The planet’s sole remaining inhabitants are a robot and a cockroach. Wall-E (an acronym for Waste Allocation Load Lifter –
Gen cert, gen Earth-Class) is a battered, binocular-eyed drone programmed to compress the vast mounds of rubbish into compact blocks. In this barren, depopulated landscape, he finds the last remnant of nature, a single plant. (He? The pronouns in this review are used out of convenience.)
An automated spacecraft makes a dramatic entrance with a single passenger – a white, egg-shaped, blue-eyed search robot, Eve (Extra-Terrestrial Vegetation Evaluator).
The initial attempts at communication between her and Wall-E appear doomed until he shows her the home where he keeps the items that have piqued his insatiable curiosity, among them a Rubik’s Cube and a videocassette of the 1969 screen musical, Hello, Dolly!
When Eve realises that the surviving plant may provide the key to the planet’s future, she returns through space, reporting to the humans living on a vast space liner known as Axiom.

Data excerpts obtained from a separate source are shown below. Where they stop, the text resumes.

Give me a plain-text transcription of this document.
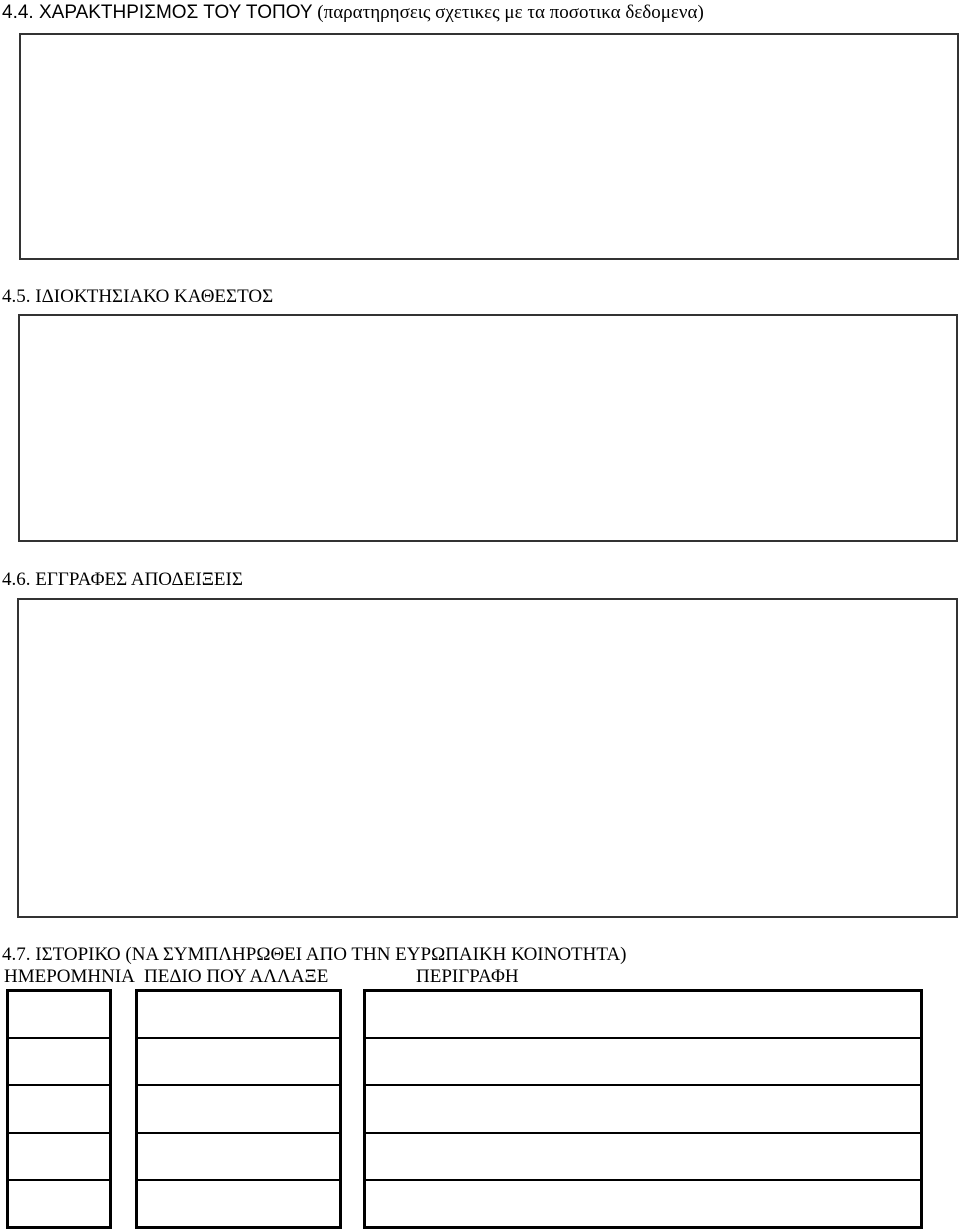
4.4. ΧΑΡΑΚΤΗΡΙΣΜΟΣ ΤΟΥ ΤΟΠΟΥ (παρατηρησεις σχετικες με τα ποσοτικα δεδομενα)
4.5. ΙΔΙΟΚΤΗΣΙΑΚΟ ΚΑΘΕΣΤΟΣ
4.6. ΕΓΓΡΑΦΕΣ ΑΠΟΔΕΙΞΕΙΣ
4.7. ΙΣΤΟΡΙΚΟ (ΝΑ ΣΥΜΠΛΗΡΩΘΕΙ ΑΠΟ ΤΗΝ ΕΥΡΩΠΑΙΚΗ ΚΟΙΝΟΤΗΤΑ)
ΗΜΕΡΟΜΗΝΙΑ ΠΕΔΙΟ ΠΟΥ ΑΛΛΑΞΕ	ΠΕΡΙΓΡΑΦΗ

Infatuated, Wall-E pursues Eve across the galaxy, but there are, inevitably, obstacles placed in their path. They have to save the plant if they are going to save the planet.
On one level, the movie is a cautionary tale of the modern world. Its ecological message is simply, effectively expressed without any recourse to heavy-handed moralising. The human diaspora are so obese that they can’t move without mobile chairs and permanent connections to phones and screens.

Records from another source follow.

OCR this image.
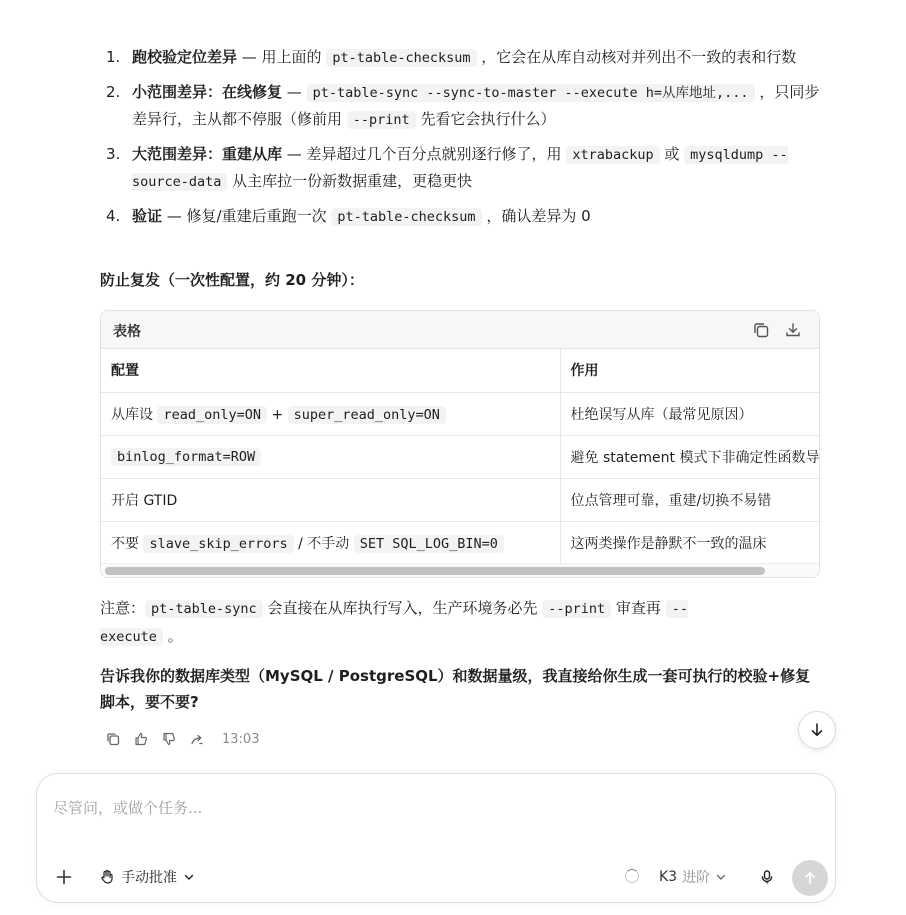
1. 跑校验定位差异 — 用上面的 pt-table-checksum ，它会在从库自动核对并列出不一致的表和行数
2. 小范围差异：在线修复 — pt-table-sync --sync-to-master --execute h=从库地址,... ，只同步差异行，主从都不停服（修前用 --print 先看它会执行什么）
3. 大范围差异：重建从库 — 差异超过几个百分点就别逐行修了，用 xtrabackup 或 mysqldump --source-data 从主库拉一份新数据重建，更稳更快
4. 验证 — 修复/重建后重跑一次 pt-table-checksum ，确认差异为 0
防止复发（一次性配置，约 20 分钟）：
表格
配置	作用
从库设 read_only=ON + super_read_only=ON	杜绝误写从库（最常见原因）
binlog_format=ROW	避免 statement 模式下非确定性函数导
开启 GTID	位点管理可靠，重建/切换不易错
不要 slave_skip_errors / 不手动 SET SQL_LOG_BIN=0	这两类操作是静默不一致的温床
注意： pt-table-sync 会直接在从库执行写入，生产环境务必先 --print 审查再 --execute 。
告诉我你的数据库类型（MySQL / PostgreSQL）和数据量级，我直接给你生成一套可执行的校验+修复脚本，要不要?
13:03
尽管问，或做个任务...
手动批准	K3 进阶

That may – or may not – bother couch potatoes stuffing their faces while watching the movie on DVD months from now.
The love story that begins so tentatively and runs throughout the film is established with such grace that the willing suspension of disbelief kicks in before we even realise how taken we have become with the affair between two robots.
That could be read as a parable on the acceptance of difference for whatever reason in present-day human relationships. However one interprets it, it is achieved with an unexpected tenderness that is disarmingly touching from the magical moment when the couple first hold “hands”.
Director Andrew Stanton ( Finding Nemo) and co-writer Jim Reardon have crafted an enchanting, wonderfully inventive scenario that dares to keep dialogue to a very minimum and pays cinematic homage along the way to a number of science-fiction predecessors.
There are musical references ( Also Sprach Zarathustra, The Blue Danube) and visual nods to 2001: A Space Odyssey. The sounds emanating from Wall-E are provided by Ben Burtt, the voice of R2D2 in Star Wars. The voice cast also features Sigourney Weaver, who played the resourceful Ripley in Alien.
Animation rarely has been more beautiful than in this bold, inspired and thrilling entertainment infused with wit, hope and humanity.